Попытка матери подсунуть мне невесту стала последней каплей. Как и её визит к Роилин. Кэтлин перегнула палку и сломала её, как она опустилась до такого, где они успели только пересечься? Явно не на территории академии.
После встречи с родителями, я активировал рудимент, ореол полыхнул серебристым сиянием окутывая физическое тело в кокон, полностью растворив контуры ауры в теле дракона, распределяя силу, которая увеличилась в сотни раз, с лёгкостью пуха поднялся в небо взмахнув упругими крыльями. Часовой полёт и нежный образ Роилин удерживаемый в голове успокоил, мысли упорядочились, а дыхание выровнялось. Усмехаюсь внутри себя осознавания что она стала моим небом, в котором я самоотверженно растворялся. Роилин и небо — одно целое. Не знаю как я до этого существовал без её сияющих лазоревых глаз.
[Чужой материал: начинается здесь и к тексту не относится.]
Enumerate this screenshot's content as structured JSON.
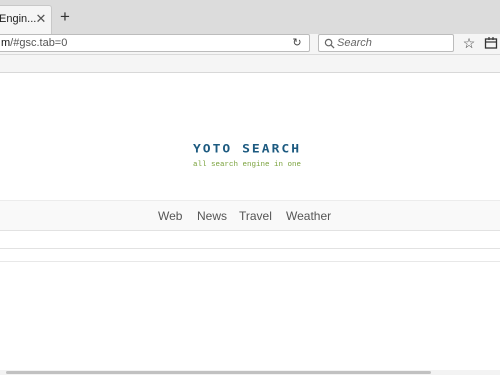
{
  "browser": {
    "tab": {
      "title": "Engin...",
      "close_glyph": "✕"
    },
    "new_tab_glyph": "+",
    "url": {
      "host": "m",
      "path": "/#gsc.tab=0"
    },
    "reload_glyph": "↻",
    "search": {
      "placeholder": "Search"
    },
    "bookmark_glyph": "☆"
  },
  "page": {
    "logo": {
      "title": "YOTO SEARCH",
      "tagline": "all search engine in one"
    },
    "nav": [
      {
        "label": "Web"
      },
      {
        "label": "News"
      },
      {
        "label": "Travel"
      },
      {
        "label": "Weather"
      }
    ]
  },
  "colors": {
    "logo_blue": "#1c5a80",
    "tagline_green": "#7aa23c"
  },
  "icons": {
    "tab_close": "close-icon",
    "new_tab": "plus-icon",
    "reload": "reload-icon",
    "search": "search-icon",
    "bookmark": "star-icon",
    "library": "library-icon"
  }
}
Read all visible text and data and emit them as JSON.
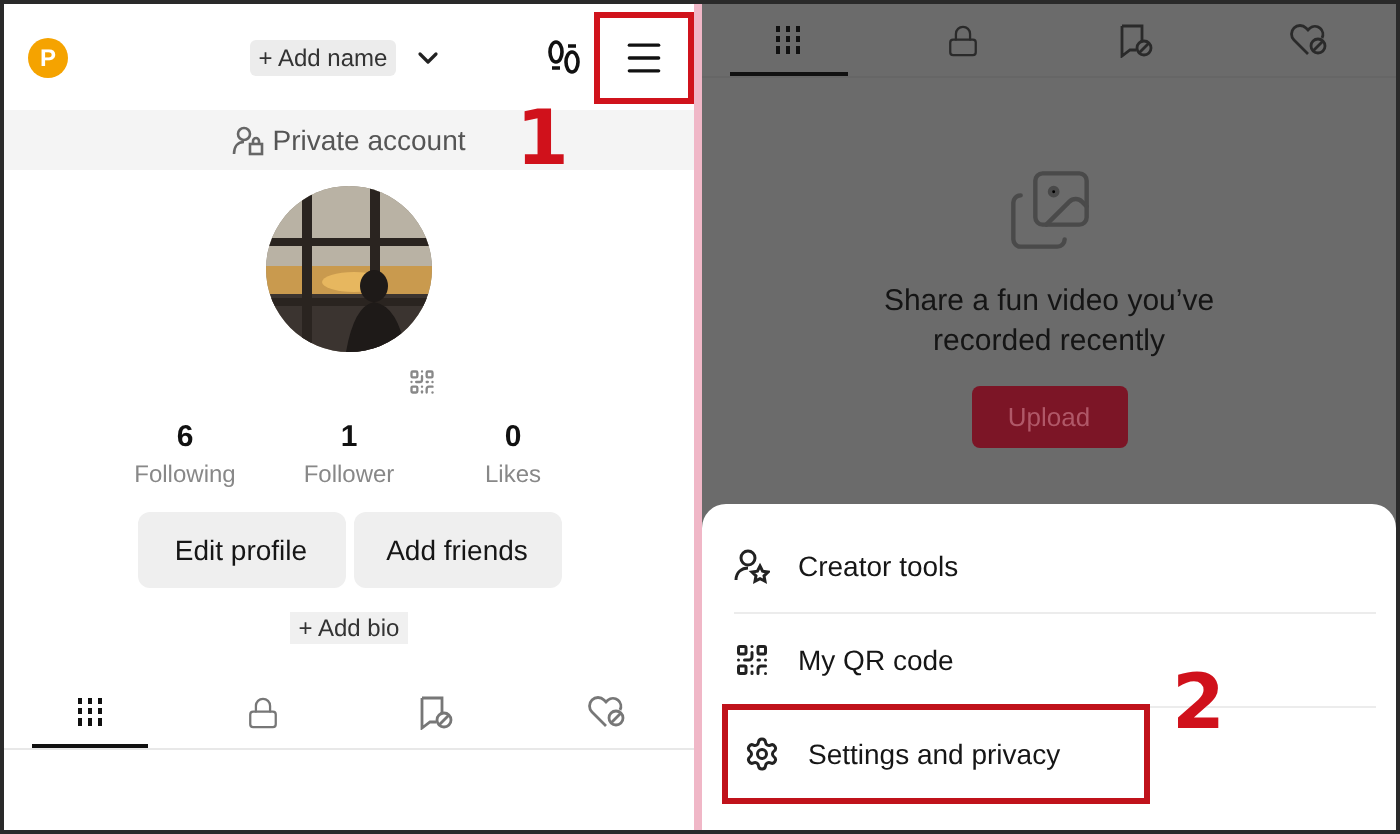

В академию я вернулся уже вечером. Почти исчерпанный до критического уровня резерв отплатил мне разламывающим плечом и головной болью, пульсирующей в висках.
Я с покаянием отправился сразу в лазарет, понимая, что терпению пришёл конец и из-за боли я просто не смогу уснуть.
— Ты совсем себя не жалеешь Рамбрейд? — сокрушенно покачала головой Глориас после обследования. — Я же предупреждала — минимум две недели покоя, ну хотя бы неделя, — сетовала она, принявшись восстанавливать пробоины.
— Я стараюсь, но, похоже, для меня нет слова “покой”.
— Если так будет продолжаться, то восстановишься не скоро, — строго нахмурилась она. — Но есть один вариант, который решит проблему — донорство.